A July 8 research report shows attackers can predict model-made package names, register them, and rely on agents that fetch and auto-run code unless platforms add live checks or block unattended installs.

Overview

  • Researchers from Tel Aviv University and partners published findings on Wednesday that describe a pull-based prompt-injection technique named HalluSquatting and say they told vendors before going public.
  • The attack exploits a persistent model flaw: coding assistants routinely invent plausible repository or package names, and attackers can pre-register those names and seed them with malicious install instructions.

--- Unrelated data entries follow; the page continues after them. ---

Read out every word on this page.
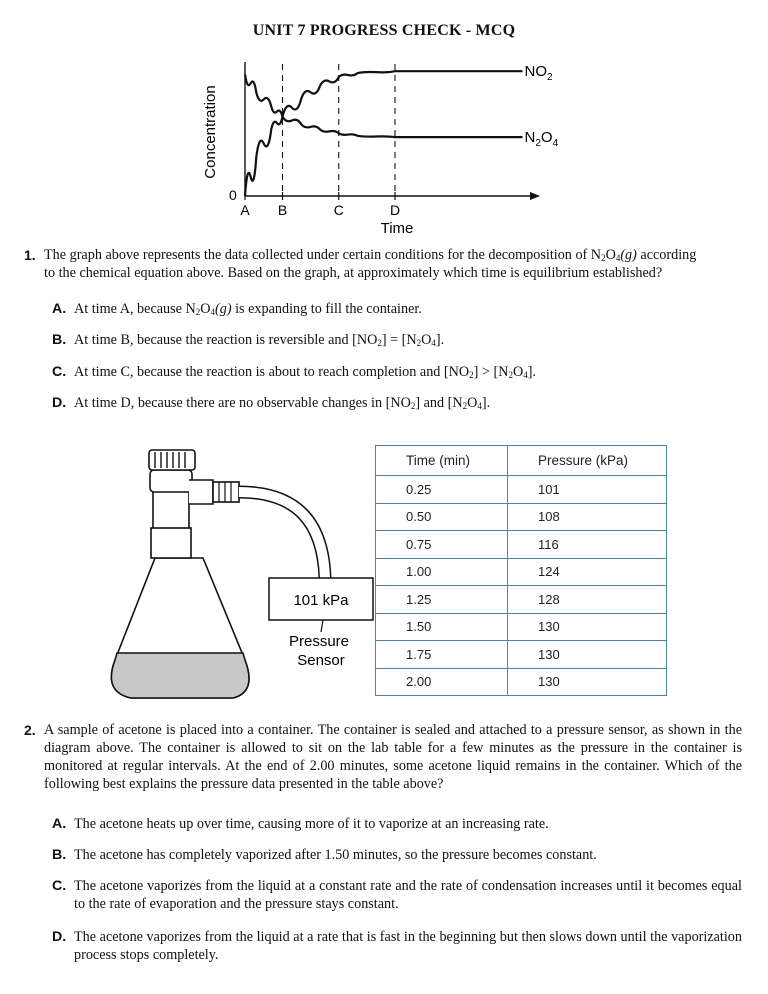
UNIT 7 PROGRESS CHECK - MCQ
Concentration
Time
0
A B	C	D
$NO_2$
$N_2O_4$
1. The graph above represents the data collected under certain conditions for the decomposition of $N_2O_4(g)$ according
to the chemical equation above. Based on the graph, at approximately which time is equilibrium established?
A. At time A, because $N_2O_4(g)$ is expanding to fill the container.
B. At time B, because the reaction is reversible and $[NO_2] = [N_2O_4]$.
C. At time C, because the reaction is about to reach completion and $[NO_2] > [N_2O_4]$.
D. At time D, because there are no observable changes in $[NO_2]$ and $[N_2O_4]$.
101 kPa
Pressure
Sensor
Time (min)	Pressure (kPa)
0.25	101
0.50	108
0.75	116
1.00	124
1.25	128
1.50	130
1.75	130
2.00	130
2. A sample of acetone is placed into a container. The container is sealed and attached to a pressure sensor, as shown in the diagram above. The container is allowed to sit on the lab table for a few minutes as the pressure in the container is monitored at regular intervals. At the end of 2.00 minutes, some acetone liquid remains in the container. Which of the following best explains the pressure data presented in the table above?
A. The acetone heats up over time, causing more of it to vaporize at an increasing rate.
B. The acetone has completely vaporized after 1.50 minutes, so the pressure becomes constant.
C. The acetone vaporizes from the liquid at a constant rate and the rate of condensation increases until it becomes equal to the rate of evaporation and the pressure stays constant.
D. The acetone vaporizes from the liquid at a rate that is fast in the beginning but then slows down until the vaporization process stops completely.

  • Tests against nine popular agents, including Cursor, GitHub Copilot, Gemini CLI, and Windsurf, showed high consistency in hallucinated names—up to about 85% for repos and 100% for some skill installs—making prediction practical.
  • The danger grows because many agents include built-in terminals or command tools that can run fetched commands with little human review, letting a planted package trigger reverse shells or bot installs on a developer’s machine.
  • Researchers and defenders say standard prompt filters and dependency scanners miss HalluSquatting and recommend live registry existence and trust checks, marketplace controls, and disabling unattended auto-run as the most effective fixes.